The lecture honors Dr. Lester Breslow, a former dean of the Fielding School and among the first public health experts to quantify the health benefits, risks, and associations with life expectancy of exercise, diet, sleep, and smoking. More than 400 attendees registered for the event, with audience members from across the United States.

During the event, three fellowship awards were presented. Impact Fellowship winners Anna Peare (MPH '20) and Taylor B. Rogers, an FSPH doctoral student of health policy and management, as well as Kamila Tan (MPH '20), who was honored with the school’s Lester Breslow Impact Fellowship for her poetry destigmatizing eating disorders and illustrating her personal journey and path to health.

“It’s time to break the stigma— break down walls and destroy barriers and listen to one another,” Tan said. “Because it’s in the times when my heart was beating less than 40 beats per minute during the day, and I was so sick. And so lost.”

During Fineberg’s lecture, titled “Truth and Trust in Public Health,” he used Tan’s work as an example of how to reach the general public.

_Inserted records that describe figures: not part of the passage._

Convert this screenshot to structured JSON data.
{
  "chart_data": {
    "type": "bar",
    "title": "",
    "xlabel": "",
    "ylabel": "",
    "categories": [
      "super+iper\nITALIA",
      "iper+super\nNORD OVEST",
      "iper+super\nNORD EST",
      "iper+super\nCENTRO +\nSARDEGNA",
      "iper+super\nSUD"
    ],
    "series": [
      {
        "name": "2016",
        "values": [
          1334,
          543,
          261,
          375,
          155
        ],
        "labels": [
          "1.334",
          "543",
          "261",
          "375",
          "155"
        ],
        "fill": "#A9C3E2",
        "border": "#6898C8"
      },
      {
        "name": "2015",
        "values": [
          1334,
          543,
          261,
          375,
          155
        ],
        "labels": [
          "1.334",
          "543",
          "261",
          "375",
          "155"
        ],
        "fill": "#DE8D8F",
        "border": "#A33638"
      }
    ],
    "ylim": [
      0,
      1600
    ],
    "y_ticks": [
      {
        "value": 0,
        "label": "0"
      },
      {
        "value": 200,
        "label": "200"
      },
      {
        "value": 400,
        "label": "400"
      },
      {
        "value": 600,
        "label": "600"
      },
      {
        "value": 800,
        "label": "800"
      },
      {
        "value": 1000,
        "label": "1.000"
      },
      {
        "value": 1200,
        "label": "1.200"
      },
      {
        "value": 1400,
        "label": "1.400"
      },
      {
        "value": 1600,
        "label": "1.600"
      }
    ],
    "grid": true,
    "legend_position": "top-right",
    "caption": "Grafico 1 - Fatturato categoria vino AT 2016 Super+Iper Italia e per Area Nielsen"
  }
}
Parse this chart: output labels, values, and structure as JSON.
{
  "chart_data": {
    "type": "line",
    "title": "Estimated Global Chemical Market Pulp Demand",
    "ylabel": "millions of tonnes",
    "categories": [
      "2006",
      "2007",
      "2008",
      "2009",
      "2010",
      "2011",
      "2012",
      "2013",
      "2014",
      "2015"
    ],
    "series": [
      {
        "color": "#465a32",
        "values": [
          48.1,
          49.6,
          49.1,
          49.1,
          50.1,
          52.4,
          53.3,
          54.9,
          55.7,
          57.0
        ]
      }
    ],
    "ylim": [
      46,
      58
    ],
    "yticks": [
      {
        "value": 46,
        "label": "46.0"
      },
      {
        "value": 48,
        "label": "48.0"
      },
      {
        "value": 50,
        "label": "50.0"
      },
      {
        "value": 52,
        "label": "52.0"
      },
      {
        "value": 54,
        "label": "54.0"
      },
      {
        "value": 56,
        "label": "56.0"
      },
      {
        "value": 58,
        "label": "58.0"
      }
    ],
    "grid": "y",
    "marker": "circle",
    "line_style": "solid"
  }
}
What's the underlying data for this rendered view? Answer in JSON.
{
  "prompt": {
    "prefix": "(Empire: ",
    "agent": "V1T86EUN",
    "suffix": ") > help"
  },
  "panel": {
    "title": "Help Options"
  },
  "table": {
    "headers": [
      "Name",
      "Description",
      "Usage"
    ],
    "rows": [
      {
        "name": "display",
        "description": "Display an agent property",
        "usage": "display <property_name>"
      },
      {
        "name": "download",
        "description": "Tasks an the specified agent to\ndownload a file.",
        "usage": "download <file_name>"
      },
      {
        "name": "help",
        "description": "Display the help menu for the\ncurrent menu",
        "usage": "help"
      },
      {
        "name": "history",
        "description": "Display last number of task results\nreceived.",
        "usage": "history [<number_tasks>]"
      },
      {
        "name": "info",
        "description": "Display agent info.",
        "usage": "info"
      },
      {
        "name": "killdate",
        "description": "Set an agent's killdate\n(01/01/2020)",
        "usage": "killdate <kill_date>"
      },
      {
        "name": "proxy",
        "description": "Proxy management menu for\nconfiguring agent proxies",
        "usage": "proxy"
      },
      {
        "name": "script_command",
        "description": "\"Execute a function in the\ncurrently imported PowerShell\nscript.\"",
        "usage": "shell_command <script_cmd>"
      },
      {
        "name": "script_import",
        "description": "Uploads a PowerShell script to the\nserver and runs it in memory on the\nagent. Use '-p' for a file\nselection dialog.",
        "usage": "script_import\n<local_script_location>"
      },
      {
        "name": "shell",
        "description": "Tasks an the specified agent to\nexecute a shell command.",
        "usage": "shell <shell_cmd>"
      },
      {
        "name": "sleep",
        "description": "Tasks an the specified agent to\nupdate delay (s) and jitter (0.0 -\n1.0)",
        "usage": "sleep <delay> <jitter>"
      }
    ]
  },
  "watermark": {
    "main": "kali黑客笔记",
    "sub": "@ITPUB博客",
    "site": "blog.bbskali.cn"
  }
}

“People crave stories, they want to know about what happened to an individual, and those stories are memorable and convincing,” Fineberg said. “Imagine if Kamila (Tan) had taken her time just to recite facts about eating disorders; I think none of us would have been so gripped, engaged, and moved by what she was saying.”

The distinguished lecture in honor of Breslow takes place annually and includes the Lester Breslow Student Fellowship Fund awardees. A pillar of public health, Breslow’s service included his roles as president of the American Public Health Association, director of the California Public Health Department, and as a frequent advisor to the United States federal government.